Баптист первым нарушил молчание:
– Можете продолжать свои увещевания, господин главный комиссар уголовной полиции. Или верховный комиссар? Эта скука затянется надолго, этот чиновничий треп,
Ким скрестил руки на груди и сказал:
– По поводу этой ерунды господин Баптист не будет давать показаний.
– Пожалуйста. Это ваше законное право. Но у нас, в свою очередь, есть право вести допрос дальше, получаем мы ответы или нет.
Баптист встал, застегнул пиджак на все пуговицы и произнес:
– Я также имею право сказать: покиньте мой дом немедленно.
– В порядке чиновничьего трепа я также могу вам кое-что предъявлять. Двадцать первого января в тринадцать ноль семь вы покинули подземную парковку фирмы «ИммоКапИнвест» во Франкфурте и, по словам вашего делового партнера, больше не вернулись в здание. Мне зачитывать дальше? Или вам скучно?
Баптист снова присел в кресло. Осторожно, как в замедленной съемке. Ким едва заметно покачал головой. Игра продолжалась.
Ханнес взглянул на часы. Он не знал, сколько потребуется времени Вехтеру там, внизу, для разговора с мальчиком. Но тут, наверху, Ханнесу еще нужно было время.
Потому что это не игра.
Охотник не играет.
Еще до того, как Ханнес успел додумать эту мысль до конца, дверь распахнулась и ударилась о стену.

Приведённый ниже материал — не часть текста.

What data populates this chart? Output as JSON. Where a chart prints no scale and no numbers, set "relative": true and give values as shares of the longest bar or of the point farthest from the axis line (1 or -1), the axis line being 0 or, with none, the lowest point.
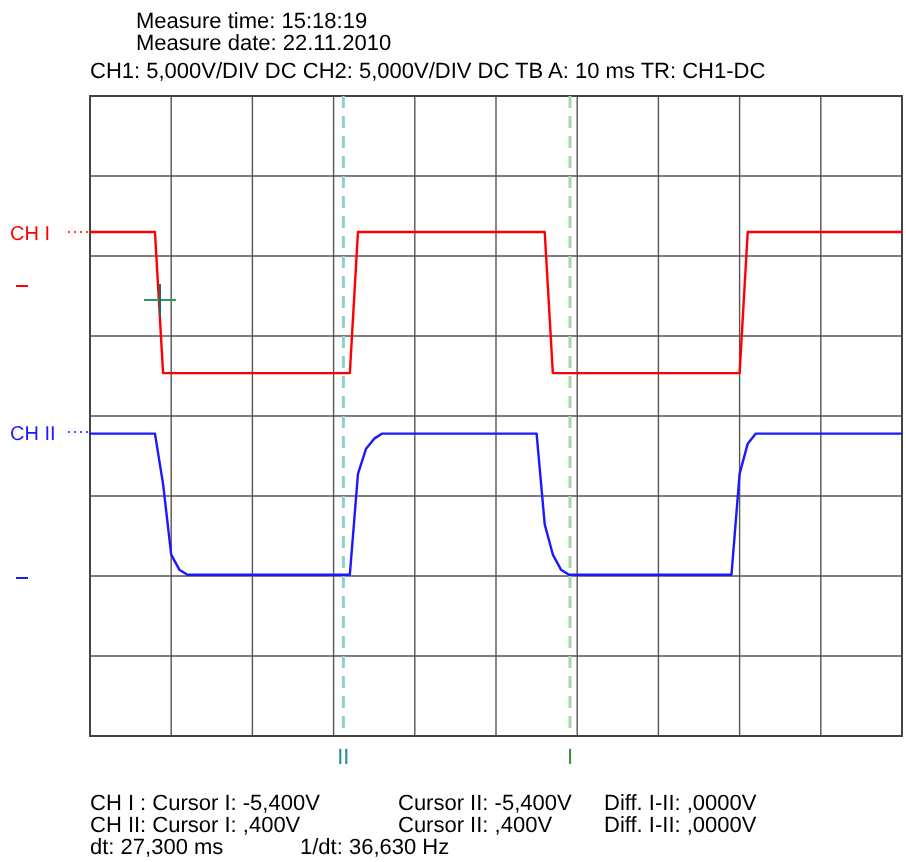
{
  "chart_data": {
    "type": "line",
    "relative": true,
    "title": "Measure time: 15:18:19",
    "subtitle": "Measure date: 22.11.2010",
    "categories": [
      null,
      null,
      null,
      null,
      null,
      null,
      null,
      null,
      null,
      null,
      null,
      null,
      null,
      null,
      null,
      null,
      null,
      null,
      null,
      null,
      null,
      null,
      null,
      null,
      null,
      null,
      null,
      null,
      null,
      null,
      null,
      null,
      null,
      null,
      null,
      null,
      null,
      null,
      null,
      null,
      null,
      null,
      null,
      null,
      null,
      null,
      null,
      null,
      null,
      null,
      null,
      null,
      null,
      null,
      null,
      null,
      null,
      null,
      null,
      null,
      null,
      null,
      null,
      null,
      null,
      null,
      null,
      null,
      null,
      null,
      null,
      null,
      null,
      null,
      null,
      null,
      null,
      null,
      null,
      null,
      null,
      null,
      null,
      null,
      null,
      null,
      null,
      null,
      null,
      null,
      null,
      null,
      null,
      null,
      null,
      null,
      null,
      null,
      null,
      null,
      null
    ],
    "series": [
      {
        "name": "CH I",
        "color": "#ff0000",
        "values": [
          1,
          1,
          1,
          1,
          1,
          1,
          1,
          1,
          1,
          0.72,
          0.72,
          0.72,
          0.72,
          0.72,
          0.72,
          0.72,
          0.72,
          0.72,
          0.72,
          0.72,
          0.72,
          0.72,
          0.72,
          0.72,
          0.72,
          0.72,
          0.72,
          0.72,
          0.72,
          0.72,
          0.72,
          0.72,
          0.72,
          1,
          1,
          1,
          1,
          1,
          1,
          1,
          1,
          1,
          1,
          1,
          1,
          1,
          1,
          1,
          1,
          1,
          1,
          1,
          1,
          1,
          1,
          1,
          1,
          0.72,
          0.72,
          0.72,
          0.72,
          0.72,
          0.72,
          0.72,
          0.72,
          0.72,
          0.72,
          0.72,
          0.72,
          0.72,
          0.72,
          0.72,
          0.72,
          0.72,
          0.72,
          0.72,
          0.72,
          0.72,
          0.72,
          0.72,
          0.72,
          1,
          1,
          1,
          1,
          1,
          1,
          1,
          1,
          1,
          1,
          1,
          1,
          1,
          1,
          1,
          1,
          1,
          1,
          1,
          1
        ]
      },
      {
        "name": "CH II",
        "color": "#1a1aff",
        "values": [
          0.6,
          0.6,
          0.6,
          0.6,
          0.6,
          0.6,
          0.6,
          0.6,
          0.6,
          0.5,
          0.36,
          0.33,
          0.32,
          0.32,
          0.32,
          0.32,
          0.32,
          0.32,
          0.32,
          0.32,
          0.32,
          0.32,
          0.32,
          0.32,
          0.32,
          0.32,
          0.32,
          0.32,
          0.32,
          0.32,
          0.32,
          0.32,
          0.32,
          0.52,
          0.57,
          0.59,
          0.6,
          0.6,
          0.6,
          0.6,
          0.6,
          0.6,
          0.6,
          0.6,
          0.6,
          0.6,
          0.6,
          0.6,
          0.6,
          0.6,
          0.6,
          0.6,
          0.6,
          0.6,
          0.6,
          0.6,
          0.42,
          0.36,
          0.33,
          0.32,
          0.32,
          0.32,
          0.32,
          0.32,
          0.32,
          0.32,
          0.32,
          0.32,
          0.32,
          0.32,
          0.32,
          0.32,
          0.32,
          0.32,
          0.32,
          0.32,
          0.32,
          0.32,
          0.32,
          0.32,
          0.52,
          0.58,
          0.6,
          0.6,
          0.6,
          0.6,
          0.6,
          0.6,
          0.6,
          0.6,
          0.6,
          0.6,
          0.6,
          0.6,
          0.6,
          0.6,
          0.6,
          0.6,
          0.6,
          0.6,
          0.6
        ]
      }
    ],
    "annotations": [
      "II",
      "I",
      "CH1: 5,000V/DIV DC  CH2: 5,000V/DIV DC   TB A: 10 ms  TR: CH1-DC",
      "CH I :  Cursor I: -5,400V",
      "Cursor II: -5,400V",
      "Diff. I-II: ,0000V",
      "CH II:  Cursor I: ,400V",
      "Cursor II: ,400V",
      "Diff. I-II: ,0000V",
      "dt: 27,300 ms",
      "1/dt: 36,630 Hz"
    ],
    "grid": true,
    "legend": "left",
    "line_style": "solid"
  }
}
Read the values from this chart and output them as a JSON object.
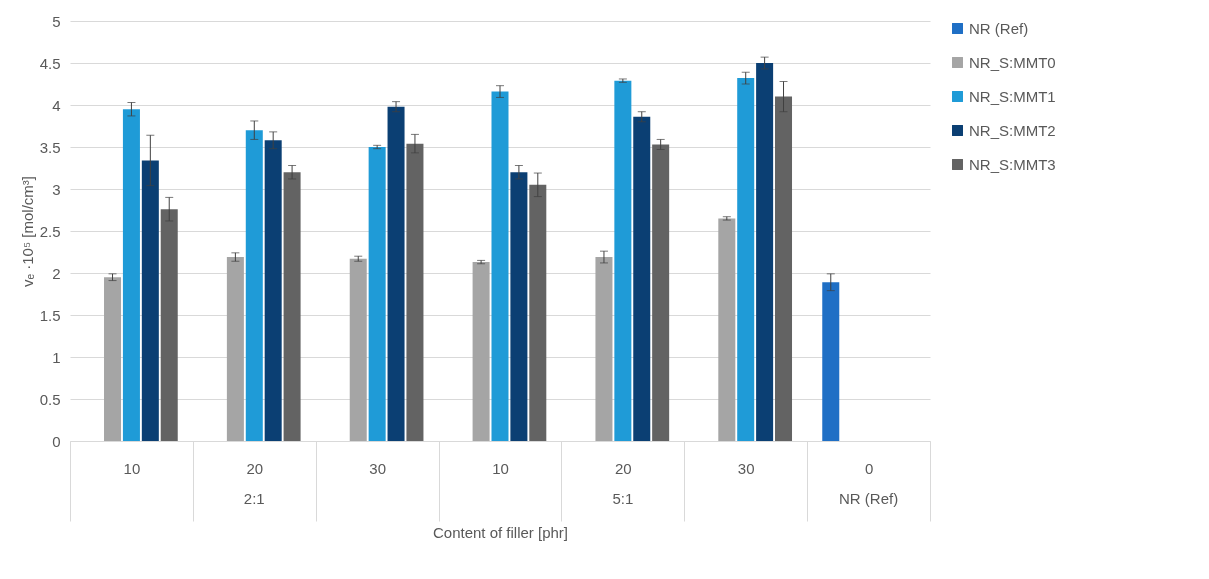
{
  "chart_data": {
    "type": "bar",
    "xlabel": "Content of filler [phr]",
    "ylabel": "vₑ ·10⁵ [mol/cm³]",
    "categories": [
      "10",
      "20",
      "30",
      "10",
      "20",
      "30",
      "0"
    ],
    "annotations": [
      "2:1",
      "5:1",
      "NR (Ref)"
    ],
    "ylim": [
      0,
      5
    ],
    "yticks": [
      0,
      0.5,
      1,
      1.5,
      2,
      2.5,
      3,
      3.5,
      4,
      4.5,
      5
    ],
    "grid": "y",
    "legend": "right",
    "series": [
      {
        "name": "NR (Ref)",
        "color": "#1f6fc5",
        "values": [
          null,
          null,
          null,
          null,
          null,
          null,
          1.89
        ],
        "errors": [
          null,
          null,
          null,
          null,
          null,
          null,
          0.1
        ]
      },
      {
        "name": "NR_S:MMT0",
        "color": "#a5a5a5",
        "values": [
          1.95,
          2.19,
          2.17,
          2.13,
          2.19,
          2.65,
          null
        ],
        "errors": [
          0.04,
          0.05,
          0.03,
          0.02,
          0.07,
          0.02,
          null
        ]
      },
      {
        "name": "NR_S:MMT1",
        "color": "#1f9bd7",
        "values": [
          3.95,
          3.7,
          3.5,
          4.16,
          4.29,
          4.32,
          null
        ],
        "errors": [
          0.08,
          0.11,
          0.02,
          0.07,
          0.02,
          0.07,
          null
        ]
      },
      {
        "name": "NR_S:MMT2",
        "color": "#0b3f73",
        "values": [
          3.34,
          3.58,
          3.98,
          3.2,
          3.86,
          4.5,
          null
        ],
        "errors": [
          0.3,
          0.1,
          0.06,
          0.08,
          0.06,
          0.07,
          null
        ]
      },
      {
        "name": "NR_S:MMT3",
        "color": "#636363",
        "values": [
          2.76,
          3.2,
          3.54,
          3.05,
          3.53,
          4.1,
          null
        ],
        "errors": [
          0.14,
          0.08,
          0.11,
          0.14,
          0.06,
          0.18,
          null
        ]
      }
    ]
  }
}
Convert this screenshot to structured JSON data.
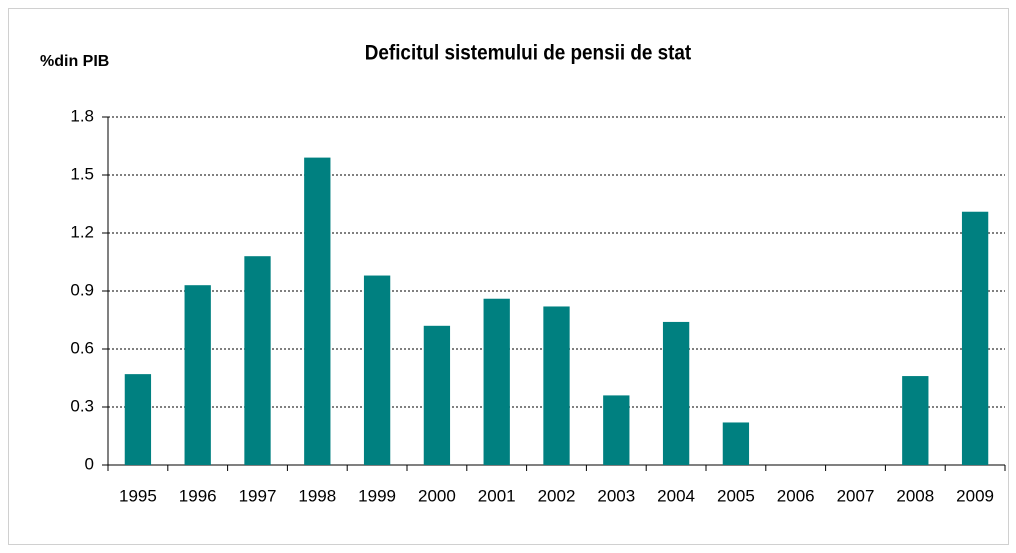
{
  "chart_data": {
    "type": "bar",
    "title": "Deficitul sistemului de pensii de stat",
    "y_label": "%din PIB",
    "categories": [
      "1995",
      "1996",
      "1997",
      "1998",
      "1999",
      "2000",
      "2001",
      "2002",
      "2003",
      "2004",
      "2005",
      "2006",
      "2007",
      "2008",
      "2009"
    ],
    "values": [
      0.47,
      0.93,
      1.08,
      1.59,
      0.98,
      0.72,
      0.86,
      0.82,
      0.36,
      0.74,
      0.22,
      0,
      0,
      0.46,
      1.31
    ],
    "color": "#008080",
    "ylim": [
      0,
      1.8
    ],
    "yticks": [
      0,
      0.3,
      0.6,
      0.9,
      1.2,
      1.5,
      1.8
    ],
    "grid": true
  }
}
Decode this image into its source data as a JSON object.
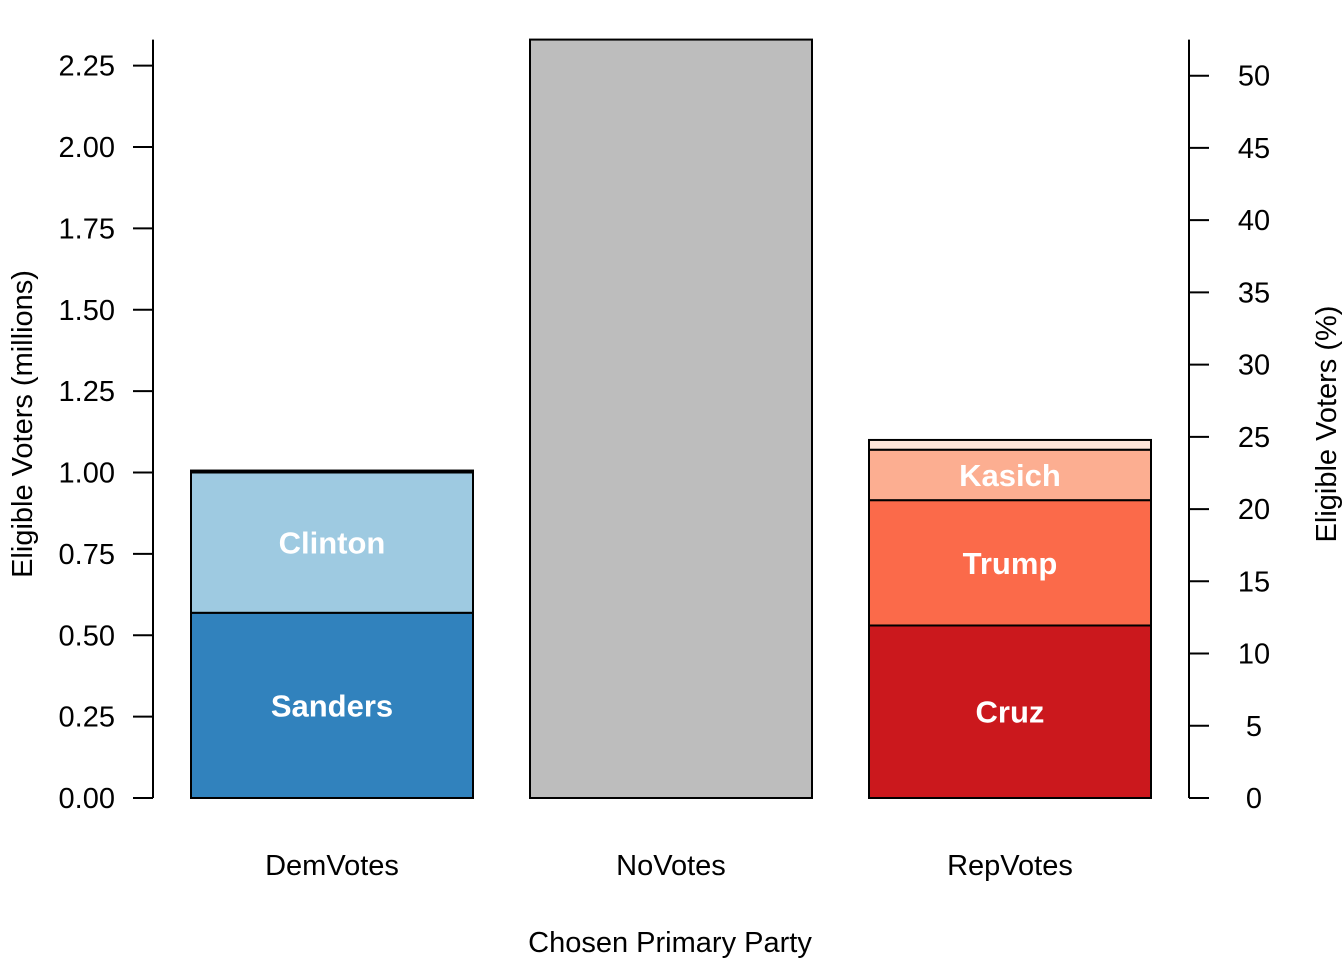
{
  "chart_data": {
    "type": "bar",
    "stacked": true,
    "title": "",
    "xlabel": "Chosen Primary Party",
    "ylabel": "Eligible Voters  (millions)",
    "y2label": "Eligible Voters  (%)",
    "categories": [
      "DemVotes",
      "NoVotes",
      "RepVotes"
    ],
    "ylim": [
      0,
      2.33
    ],
    "y2lim": [
      0,
      52.5
    ],
    "yticks": [
      0.0,
      0.25,
      0.5,
      0.75,
      1.0,
      1.25,
      1.5,
      1.75,
      2.0,
      2.25
    ],
    "ytick_labels": [
      "0.00",
      "0.25",
      "0.50",
      "0.75",
      "1.00",
      "1.25",
      "1.50",
      "1.75",
      "2.00",
      "2.25"
    ],
    "y2ticks": [
      0,
      5,
      10,
      15,
      20,
      25,
      30,
      35,
      40,
      45,
      50
    ],
    "y2tick_labels": [
      "0",
      "5",
      "10",
      "15",
      "20",
      "25",
      "30",
      "35",
      "40",
      "45",
      "50"
    ],
    "grid": false,
    "legend": "none",
    "stacks": [
      {
        "category": "DemVotes",
        "segments": [
          {
            "label": "Sanders",
            "value": 0.569,
            "color": "#3182bd"
          },
          {
            "label": "Clinton",
            "value": 0.431,
            "color": "#9ecae1"
          },
          {
            "label": "",
            "value": 0.006,
            "color": "#c6dbef"
          }
        ]
      },
      {
        "category": "NoVotes",
        "segments": [
          {
            "label": "",
            "value": 2.33,
            "color": "#bdbdbd"
          }
        ]
      },
      {
        "category": "RepVotes",
        "segments": [
          {
            "label": "Cruz",
            "value": 0.53,
            "color": "#cb181d"
          },
          {
            "label": "Trump",
            "value": 0.385,
            "color": "#fb6a4a"
          },
          {
            "label": "Kasich",
            "value": 0.155,
            "color": "#fcae91"
          },
          {
            "label": "",
            "value": 0.03,
            "color": "#fee5d9"
          }
        ]
      }
    ]
  }
}
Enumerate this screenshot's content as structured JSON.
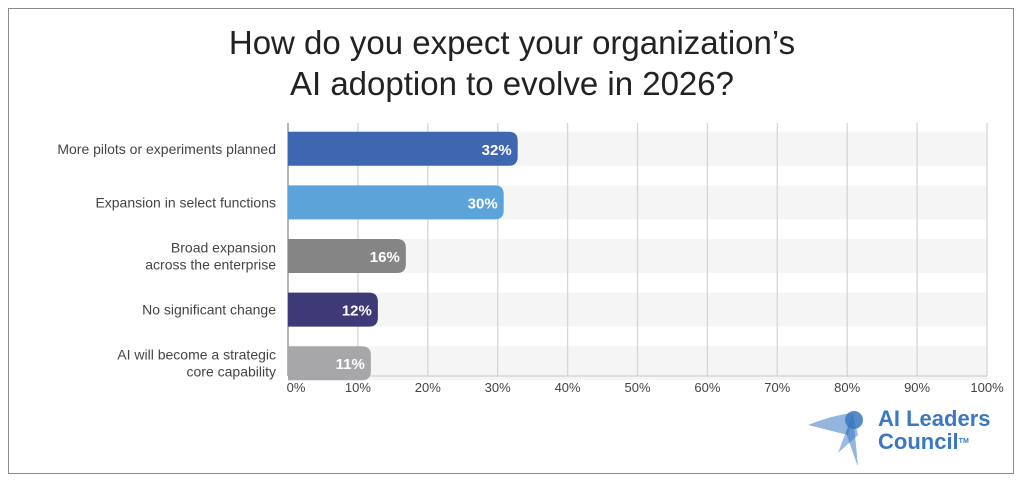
{
  "chart_data": {
    "type": "bar",
    "orientation": "horizontal",
    "title": [
      "How do you expect your organization’s",
      "AI adoption to evolve in 2026?"
    ],
    "categories": [
      [
        "More pilots or experiments planned"
      ],
      [
        "Expansion in select functions"
      ],
      [
        "Broad expansion",
        "across the enterprise"
      ],
      [
        "No significant change"
      ],
      [
        "AI will become a strategic",
        "core capability"
      ]
    ],
    "values": [
      32,
      30,
      16,
      12,
      11
    ],
    "data_labels": [
      "32%",
      "30%",
      "16%",
      "12%",
      "11%"
    ],
    "colors": [
      "#3f66b0",
      "#5ba3d9",
      "#858585",
      "#3e3a78",
      "#a7a7a9"
    ],
    "xlim": [
      0,
      100
    ],
    "x_ticks": [
      "0%",
      "10%",
      "20%",
      "30%",
      "40%",
      "50%",
      "60%",
      "70%",
      "80%",
      "90%",
      "100%"
    ],
    "grid": true
  },
  "logo": {
    "line1": "AI Leaders",
    "line2": "Council",
    "tm": "TM",
    "color": "#3a78c2"
  }
}
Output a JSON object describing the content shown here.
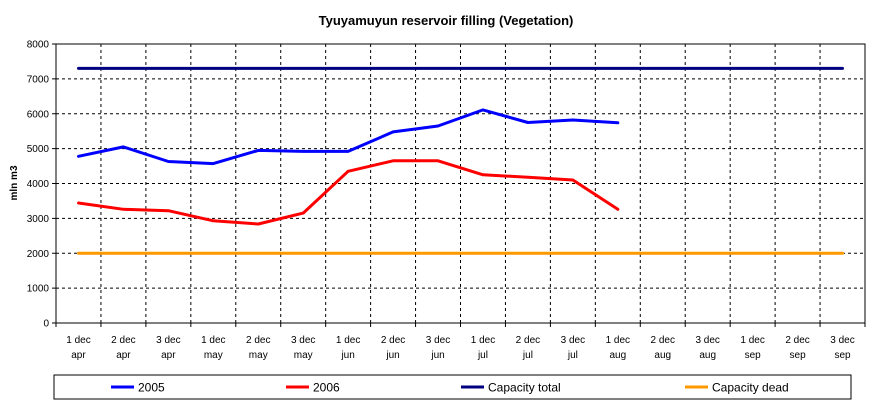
{
  "chart_data": {
    "type": "line",
    "title": "Tyuyamuyun reservoir filling (Vegetation)",
    "xlabel": "",
    "ylabel": "mln m3",
    "ylim": [
      0,
      8000
    ],
    "yticks": [
      0,
      1000,
      2000,
      3000,
      4000,
      5000,
      6000,
      7000,
      8000
    ],
    "grid": true,
    "legend_position": "bottom",
    "categories": [
      [
        "1 dec",
        "apr"
      ],
      [
        "2 dec",
        "apr"
      ],
      [
        "3 dec",
        "apr"
      ],
      [
        "1 dec",
        "may"
      ],
      [
        "2 dec",
        "may"
      ],
      [
        "3 dec",
        "may"
      ],
      [
        "1 dec",
        "jun"
      ],
      [
        "2 dec",
        "jun"
      ],
      [
        "3 dec",
        "jun"
      ],
      [
        "1 dec",
        "jul"
      ],
      [
        "2 dec",
        "jul"
      ],
      [
        "3 dec",
        "jul"
      ],
      [
        "1 dec",
        "aug"
      ],
      [
        "2 dec",
        "aug"
      ],
      [
        "3 dec",
        "aug"
      ],
      [
        "1 dec",
        "sep"
      ],
      [
        "2 dec",
        "sep"
      ],
      [
        "3 dec",
        "sep"
      ]
    ],
    "series": [
      {
        "name": "2005",
        "color": "#0000ff",
        "values": [
          4780,
          5050,
          4630,
          4570,
          4950,
          4920,
          4920,
          5480,
          5650,
          6110,
          5750,
          5820,
          5740,
          null,
          null,
          null,
          null,
          null
        ]
      },
      {
        "name": "2006",
        "color": "#ff0000",
        "values": [
          3440,
          3260,
          3220,
          2930,
          2840,
          3150,
          4350,
          4650,
          4650,
          4250,
          4180,
          4100,
          3260,
          null,
          null,
          null,
          null,
          null
        ]
      },
      {
        "name": "Capacity total",
        "color": "#000080",
        "values": [
          7300,
          7300,
          7300,
          7300,
          7300,
          7300,
          7300,
          7300,
          7300,
          7300,
          7300,
          7300,
          7300,
          7300,
          7300,
          7300,
          7300,
          7300
        ]
      },
      {
        "name": "Capacity dead",
        "color": "#ff9900",
        "values": [
          2000,
          2000,
          2000,
          2000,
          2000,
          2000,
          2000,
          2000,
          2000,
          2000,
          2000,
          2000,
          2000,
          2000,
          2000,
          2000,
          2000,
          2000
        ]
      }
    ]
  }
}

– Господин Баптист! – Лицо молодого полицейского побагровело. – Вам нужно спуститься, быстро! Ваш сын потерял сознание!
Только. Не. Это. Снова.
Вехтер крепко держал мальчика, пока не уверился, что тот не соскользнет с подушек на пол. Что он сделал не так? Оливер хватал воздух ртом, как рыба, выброшенная на берег. Он не испытывал недостатка в воздухе, наоборот, воздуха было слишком много. Вехтер положил руку ему на плечо. Хлопчатобумажная ткань футболки Оливера промокла насквозь от пота.